Emissione estremamente ricercata e desiderabile della serie "Judaea Capta".
Coniate per 25 anni da Vespasiano e dai suoi figli Tito e Domiziano, le monete della Giudea Capta furono emesse in bronzo, argento e oro dalle zecche di Roma e di tutto l'Impero Romano, oltre che nella stessa Giudea. Furono emesse in tutti i tagli e se ne conoscono almeno 48 tipi diversi. Questo sesterzio raffigura con orgoglio l'immagine di questa importante vittoria romana, dopo la quale Vespasiano chiuse coraggiosamente le porte del Tempio di Giano per significare che tutte le guerre romane erano terminate e che la Pax Romana aveva nuovamente prevalso.
Il dritto del ritratto di Vespasiano lo raffigura forte, vigoroso e nel fiore degli anni, mentre il rovescio commemora il trionfo di Roma e di Vespasiano sulla rivolta ebraica in Giudea, cui Tito aveva posto fine un anno prima con la presa di Gerusalemme dopo un assedio di sette mesi e la distruzione del Secondo Tempio.
Esemplare proveniente da una collezione molto antica, come testimonia la bella scheda di proprietà allegata.
Impero romano
Vespasiano (69-79), Sesterc 71, zecca di Roma
Dritto: testa dell'imperatore con corona di alloro a destra
IMP CAES VESPASIANO AVG P M TR P P COS III
Rovescio: palma al centro, a sinistra l'imperatore in piedi a destra, che appoggia la gamba all'elmo, a destra la Giudea seduta sull'armatura, nel segmento SC
IVDAEA CAPTA
Diametro 34 mm, peso 26,75 g
La rivolta ebraica in Giudea fu una guerra costosa e devastante che costò la vita a venticinquemila soldati romani e a un numero di civili ebrei compreso tra duecentocinquantamila e un milione.

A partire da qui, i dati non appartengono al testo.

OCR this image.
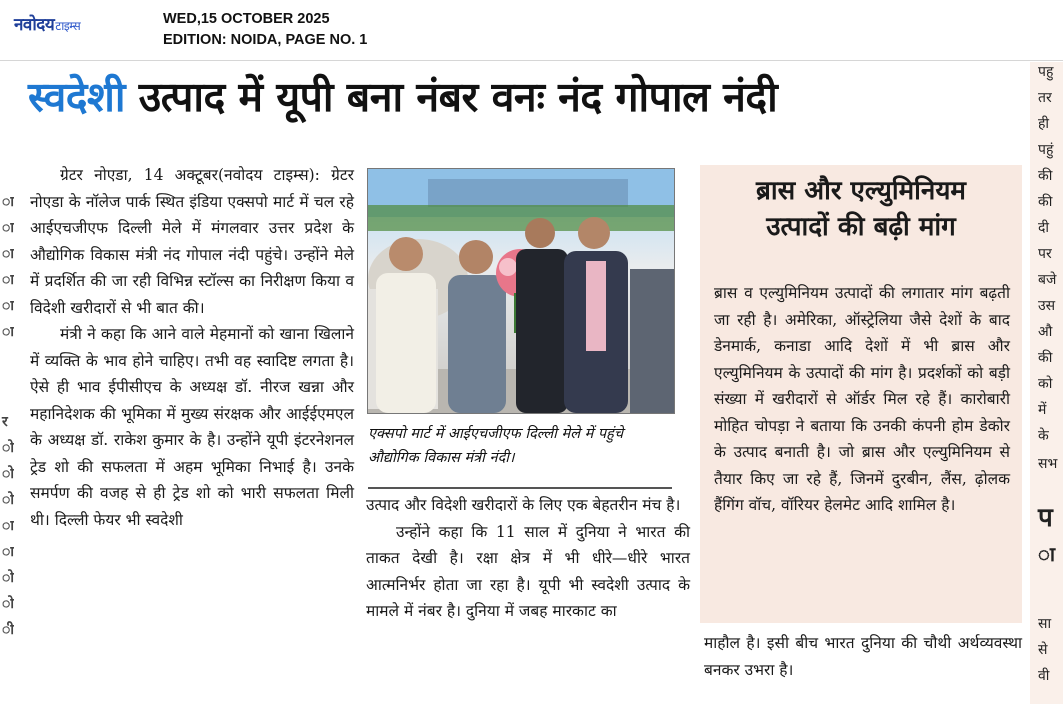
नवोदयटाइम्स	WED,15 OCTOBER 2025
EDITION: NOIDA, PAGE NO. 1
ा
ा
ा
ा
ा
ा
र
ो
ो
ो
ा
ा
ो
ो
ी
स्वदेशी उत्पाद में यूपी बना नंबर वनः नंद गोपाल नंदी

ग्रेटर नोएडा, 14 अक्टूबर(नवोदय टाइम्स): ग्रेटर नोएडा के नॉलेज पार्क स्थित इंडिया एक्सपो मार्ट में चल रहे आईएचजीएफ दिल्ली मेले में मंगलवार उत्तर प्रदेश के औद्योगिक विकास मंत्री नंद गोपाल नंदी पहुंचे। उन्होंने मेले में प्रदर्शित की जा रही विभिन्न स्टॉल्स का निरीक्षण किया व विदेशी खरीदारों से भी बात की।

मंत्री ने कहा कि आने वाले मेहमानों को खाना खिलाने में व्यक्ति के भाव होने चाहिए। तभी वह स्वादिष्ट लगता है। ऐसे ही भाव ईपीसीएच के अध्यक्ष डॉ. नीरज खन्ना और महानिदेशक की भूमिका में मुख्य संरक्षक और आईईएमएल के अध्यक्ष डॉ. राकेश कुमार के है। उन्होंने यूपी इंटरनेशनल ट्रेड शो की सफलता में अहम भूमिका निभाई है। उनके समर्पण की वजह से ही ट्रेड शो को भारी सफलता मिली थी। दिल्ली फेयर भी स्वदेशी

एक्सपो मार्ट में आईएचजीएफ दिल्ली मेले में पहुंचे औद्योगिक विकास मंत्री नंदी।

उत्पाद और विदेशी खरीदारों के लिए एक बेहतरीन मंच है।

उन्होंने कहा कि 11 साल में दुनिया ने भारत की ताकत देखी है। रक्षा क्षेत्र में भी धीरे—धीरे भारत आत्मनिर्भर होता जा रहा है। यूपी भी स्वदेशी उत्पाद के मामले में नंबर है। दुनिया में जबह मारकाट का

ब्रास और एल्युमिनियम
उत्पादों की बढ़ी मांग
ब्रास व एल्युमिनियम उत्पादों की लगातार मांग बढ़ती जा रही है। अमेरिका, ऑस्ट्रेलिया जैसे देशों के बाद डेनमार्क, कनाडा आदि देशों में भी ब्रास और एल्युमिनियम के उत्पादों की मांग है। प्रदर्शकों को बड़ी संख्या में खरीदारों से ऑर्डर मिल रहे हैं। कारोबारी मोहित चोपड़ा ने बताया कि उनकी कंपनी होम डेकोर के उत्पाद बनाती है। जो ब्रास और एल्युमिनियम से तैयार किए जा रहे हैं, जिनमें दुरबीन, लैंस, ढ़ोलक हैंगिंग वॉच, वॉरियर हेलमेट आदि शामिल है।

माहौल है। इसी बीच भारत दुनिया की चौथी अर्थव्यवस्था बनकर उभरा है।

पहु
तर
ही
पहुं
की
की
दी
पर
बजे
उस
औ
की
को
में
के
सभ
प
ा
सा
से
वी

Il rovescio è semplice ma contiene un messaggio potente: una donna ebrea siede in una posizione luttuosa accanto a una palma da dattero, mentre dietro di lei emerge la grande figura dell'imperatore vittorioso. È stato occasionalmente suggerito che la figura femminile rappresenti Gerusalemme, e talvolta è stato notato che il rovescio di questa moneta può essere interpretato come un riflesso della profezia di Isaia 3:8, 25-26: "Poiché Gerusalemme è in rovina e Giuda è caduto... Il suo popolo cadrà di spada e i suoi potenti in guerra. Le sue porte si lamenteranno e si lamenteranno, ed essa, abbandonata, siederà sulla terra".

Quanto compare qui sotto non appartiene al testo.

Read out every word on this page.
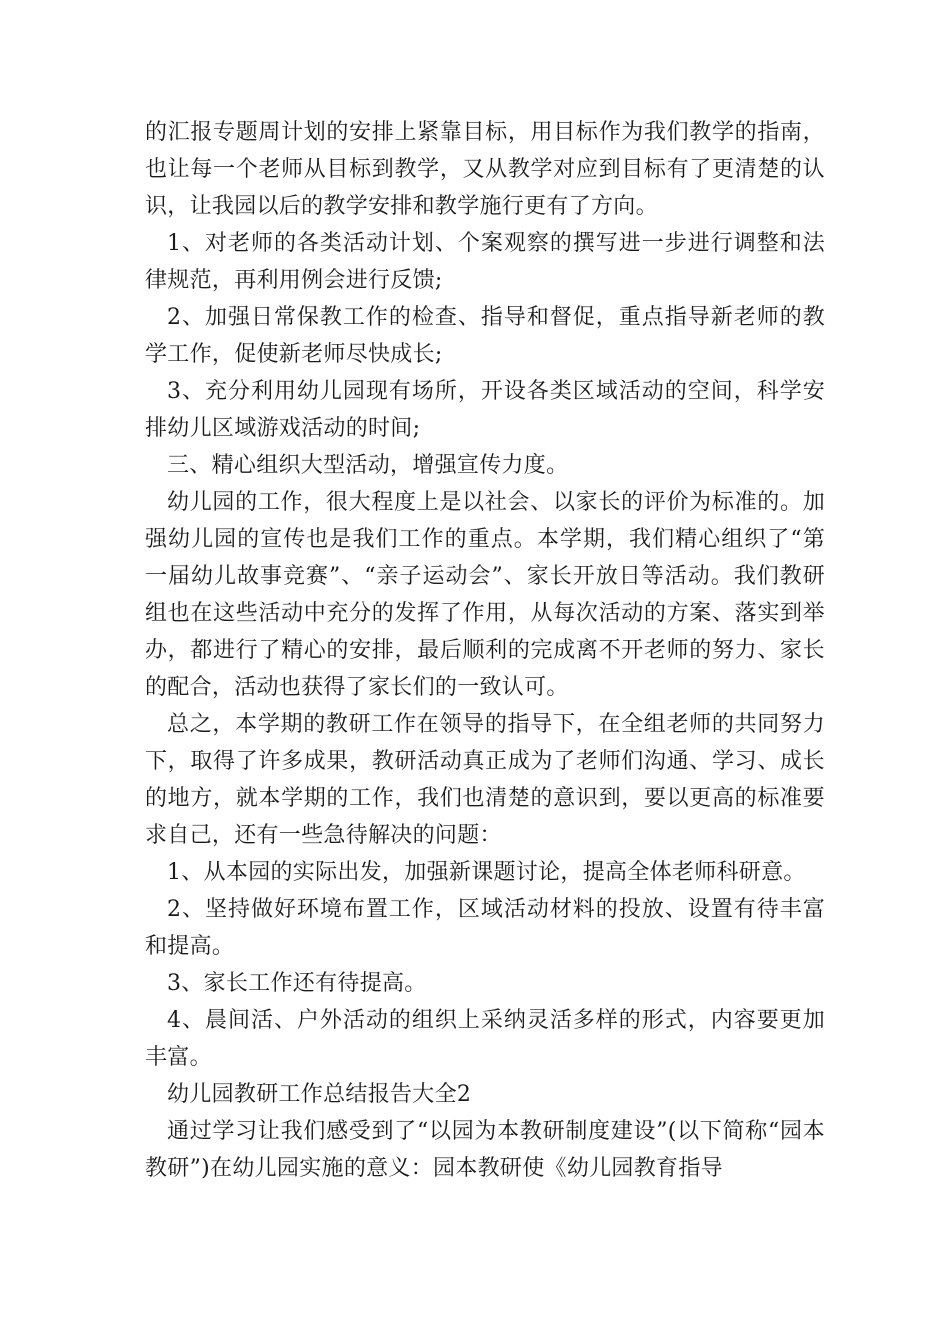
的汇报专题周计划的安排上紧靠目标，用目标作为我们教学的指南，也让每一个老师从目标到教学，又从教学对应到目标有了更清楚的认识，让我园以后的教学安排和教学施行更有了方向。

1、对老师的各类活动计划、个案观察的撰写进一步进行调整和法律规范，再利用例会进行反馈;

2、加强日常保教工作的检查、指导和督促，重点指导新老师的教学工作，促使新老师尽快成长;

3、充分利用幼儿园现有场所，开设各类区域活动的空间，科学安排幼儿区域游戏活动的时间;

三、精心组织大型活动，增强宣传力度。

幼儿园的工作，很大程度上是以社会、以家长的评价为标准的。加强幼儿园的宣传也是我们工作的重点。本学期，我们精心组织了“第一届幼儿故事竞赛”、“亲子运动会”、家长开放日等活动。我们教研组也在这些活动中充分的发挥了作用，从每次活动的方案、落实到举办，都进行了精心的安排，最后顺利的完成离不开老师的努力、家长的配合，活动也获得了家长们的一致认可。

总之，本学期的教研工作在领导的指导下，在全组老师的共同努力下，取得了许多成果，教研活动真正成为了老师们沟通、学习、成长的地方，就本学期的工作，我们也清楚的意识到，要以更高的标准要求自己，还有一些急待解决的问题：

1、从本园的实际出发，加强新课题讨论，提高全体老师科研意。

2、坚持做好环境布置工作，区域活动材料的投放、设置有待丰富和提高。

3、家长工作还有待提高。

4、晨间活、户外活动的组织上采纳灵活多样的形式，内容要更加丰富。

幼儿园教研工作总结报告大全2

通过学习让我们感受到了“以园为本教研制度建设”(以下简称“园本教研”)在幼儿园实施的意义：园本教研使《幼儿园教育指导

È anche possibile che il rovescio simboleggi la schiavitù generale del popolo ebraico. Giuseppe Flavio riferisce che uno degli sfidanti di Tito "scelse il più alto e il più bello dei giovani e riservò ciascuno di loro per il trionfo; gli altri, quelli sopra i diciassette anni, furono mandati in catene alle miniere in Egitto, mentre quelli sotto i diciassette anni furono venduti".

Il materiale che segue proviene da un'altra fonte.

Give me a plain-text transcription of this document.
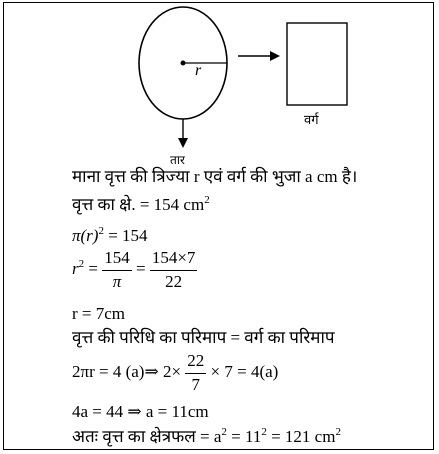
r
वर्ग
तार
माना वृत्त की त्रिज्या r एवं वर्ग की भुजा a cm है।
वृत्त का क्षे. = 154 $cm^2$
$\pi(r)^2 = 154$
$r^2 = \frac{154}{\pi} = \frac{154\times 7}{22}$
r = 7cm
वृत्त की परिधि का परिमाप = वर्ग का परिमाप
2πr = 4 (a)⇒ $2\times \frac{22}{7} \times 7 = 4(a)$
4a = 44 ⇒ a = 11cm
अतः वृत्त का क्षेत्रफल = $a^2 = 11^2 = 121$ $cm^2$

L'Arco di Tito a Roma, completato dal fratello Domiziano poco dopo la sua morte e per commemorare questa vittoria, raffigura l'esercito romano che porta via i tesori dal Tempio di Gerusalemme, compresa la Menorah, dopo la fine dell'assedio della città. Il bottino fu utilizzato per finanziare la costruzione dell'Anfiteatro Flavio, meglio conosciuto come Colosseo, il grande monumento duraturo della dinastia Flavia.